其中FactoMineR包新版要求使用R3.3.3版本，如果版本不合适可能会安装不上。可以到官网查找对应的软件包文件，官网链接上列出许多文件，可以根据不同R版本发布的时间，挑选合适的版本手动安装。其他软件包可以使用下面命令进行安装

pkgs <- c("cluster", "NbClust")
install.packages(pkgs)

Installing packages into '/home/l0o0/R/x86_64-pc-linux-gnu-library/3.2’
(as 'lib’ is unspecified)
The downloaded source packages are in
'/tmp/RtmpJxbuOV/downloaded_packages’

上面在安装过程中，如果出现问题，请仔细查看报错信息，根据这些信息上网搜索。
加载上面几个软件包

library(factoextra)
library(cluster)
library(NbClust)

2. 数据准备阶段

这里我们使用iris数据集，把species一列去掉。

# load the data
data(iris)
head(iris)

表1

# remove species column
iris.scaled = scale(iris[,-5])
head(iris.scaled)

表2

3. 三种聚类方法的结果

这里演示了stat包中的k-means()，cluster包中的pama()的使用，把上面的归一化后的数据分成3个cluster。

# K-means clustering
set.seed(123)
km.res = kmeans(iris.scaled, 3, nstart=25)
# k-means group number of each observation
str(km.res)
km.res$cluster

List of 9
$ cluster : int [1:150] 1 1 1 1 1 1 1 1 1 1 ...
$ centers : num [1:3, 1:4] -1.0112 1.1322 -0.0501 0.8504 0.0881 ...
..- attr(*, "dimnames")=List of 2
.. ..$ : chr [1:3] "1" "2" "3"
.. ..$ : chr [1:4] "Sepal.Length" "Sepal.Width" "Petal.Length" "Petal.Width"
$ totss : num 596
$ withinss : num [1:3] 47.4 47.5 44.1
$ tot.withinss: num 139
$ betweenss : num 457
$ size : int [1:3] 50 47 53
$ iter : int 2
$ ifault : int 0
- attr(*, "class")= chr "kmeans"

# visualize k-means result
fviz_cluster(km.res, data=iris.scaled, geom='point', stand=FALSE, ellipse.type='norm')

# PAM clustering
pam.res = pam(iris.scaled, 3)
# str(pam.res)
pam.res$cluster

# visualize pam clusters
fviz_cluster(pam.res, stand=FALSE, geom='point', ellipse.type = 'norm')
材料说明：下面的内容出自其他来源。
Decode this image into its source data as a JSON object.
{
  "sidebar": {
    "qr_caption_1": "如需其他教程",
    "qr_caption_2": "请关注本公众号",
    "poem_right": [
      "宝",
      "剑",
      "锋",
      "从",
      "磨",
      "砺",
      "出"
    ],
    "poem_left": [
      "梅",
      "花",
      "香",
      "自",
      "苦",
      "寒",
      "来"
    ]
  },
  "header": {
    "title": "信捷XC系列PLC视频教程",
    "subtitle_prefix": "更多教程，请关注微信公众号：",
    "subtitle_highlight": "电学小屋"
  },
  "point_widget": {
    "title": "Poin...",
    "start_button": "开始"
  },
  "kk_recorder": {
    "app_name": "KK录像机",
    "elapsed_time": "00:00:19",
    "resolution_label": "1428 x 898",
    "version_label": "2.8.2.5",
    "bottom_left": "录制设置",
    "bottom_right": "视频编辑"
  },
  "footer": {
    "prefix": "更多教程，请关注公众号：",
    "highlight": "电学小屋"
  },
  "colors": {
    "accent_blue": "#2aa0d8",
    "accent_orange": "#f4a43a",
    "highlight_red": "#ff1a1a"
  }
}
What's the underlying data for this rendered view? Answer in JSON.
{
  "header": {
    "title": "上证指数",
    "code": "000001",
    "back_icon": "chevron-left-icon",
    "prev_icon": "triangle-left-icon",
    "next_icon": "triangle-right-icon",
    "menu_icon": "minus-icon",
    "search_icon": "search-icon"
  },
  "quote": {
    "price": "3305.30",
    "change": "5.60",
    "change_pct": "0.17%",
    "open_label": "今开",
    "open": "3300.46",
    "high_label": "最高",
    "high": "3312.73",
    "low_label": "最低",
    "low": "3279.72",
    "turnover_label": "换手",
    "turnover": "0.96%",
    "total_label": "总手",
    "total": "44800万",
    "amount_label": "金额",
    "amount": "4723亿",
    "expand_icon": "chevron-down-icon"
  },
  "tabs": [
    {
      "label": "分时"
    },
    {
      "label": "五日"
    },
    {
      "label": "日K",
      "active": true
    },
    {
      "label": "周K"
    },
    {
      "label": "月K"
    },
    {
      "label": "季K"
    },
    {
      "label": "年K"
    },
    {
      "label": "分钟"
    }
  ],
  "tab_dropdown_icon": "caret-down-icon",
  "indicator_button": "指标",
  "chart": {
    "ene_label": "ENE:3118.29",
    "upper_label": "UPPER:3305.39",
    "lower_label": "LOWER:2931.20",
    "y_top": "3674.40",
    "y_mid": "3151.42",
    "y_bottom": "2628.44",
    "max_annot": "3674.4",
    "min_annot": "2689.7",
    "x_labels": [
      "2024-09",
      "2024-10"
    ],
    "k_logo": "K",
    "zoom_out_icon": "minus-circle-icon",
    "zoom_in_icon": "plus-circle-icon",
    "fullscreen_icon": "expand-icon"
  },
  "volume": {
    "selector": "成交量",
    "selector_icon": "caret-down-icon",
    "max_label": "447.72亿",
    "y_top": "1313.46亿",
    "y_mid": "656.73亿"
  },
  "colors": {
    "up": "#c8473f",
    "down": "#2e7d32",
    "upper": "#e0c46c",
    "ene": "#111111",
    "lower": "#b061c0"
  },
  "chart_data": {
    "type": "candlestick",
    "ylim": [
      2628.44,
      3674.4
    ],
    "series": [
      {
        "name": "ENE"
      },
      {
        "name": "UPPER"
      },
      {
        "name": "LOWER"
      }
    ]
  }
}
如果想知道更多关于划分聚类的方法可以参考链接。另一个是R中内建的方法hclust():

# 计算两两间的距离，计算方法比较多，这里选择欧几里德距离
dist.res = dist(iris.scaled, method='euclidean')
# 进行层次聚类，不同的算法说明可以查看函数帮助信息
hc = hclust(dist.res, method='complete')
# 展示聚类结果
plot(hc, labels=FALSE, hang=-1, xlab='hclust')
# 为3个group添加方框，原来还有这个函数，真神奇
rect.hclust(hc, k=3, border=2:4)

# 把层次聚类的结果分成3组
hc.cut = cutree(hc,k=3)
hc.cut

对于更多的关于层次聚类的知识，可以移步：Hierachical clustering

4. 确定最佳分组数目的3种方法

这里介绍3种常用的方法：Elbow method（肘部法则），silhouette method 和 gap statistic。

4.1 Elbow method

在聚类分割算法中，比如K-means聚类，为了确定不同的分类，需要保证每个类分组总变异量之和最小，用公式
$$ minimize \;(\sum{k=1}^{k}W(Ck)) $$ 这里的$Ck$是第k个分组，$W(Ck)$是对应分组的组内总变量值（within-cluster variation）。具体的算法过程可以简述如下：

对不同的k值，分别进行聚类。如K-means中k可以取从1到10

对每个k值，计算每个组的组内平方各（within-cluster sum of square）的和

绘制k值和组内平方和的总和的趋势图

从图上的转折点确定最佳分组数目

下面用K-means的结果试试

set.seed(123)
# k值从2到15
k.max = 15
data = iris.scaled
# 这里不必手动计算平方总和，kmeans中已经完成计算，直接调用
wss = sapply(1:k.max,
function(k){kmeans(data,k,nstart=10)$tot.withinss})
plot(1:k.max, wss,
type='b', pch=19, frame=FALSE,
xlab = 'Number of cluster K',
ylab = "Total within-clusters sum of squares")
abline(v=3, lty=2)

从上面的图，可以看出在k=3这个点上，曲线的变化率比较大，建议选择k=3作为最终的结果。当然你还可以看到k越大，组内平方和总和是越来越小，不过随着k变大，分类结果也更加分散，可能不能很好的表现数据聚类想要表达的信息。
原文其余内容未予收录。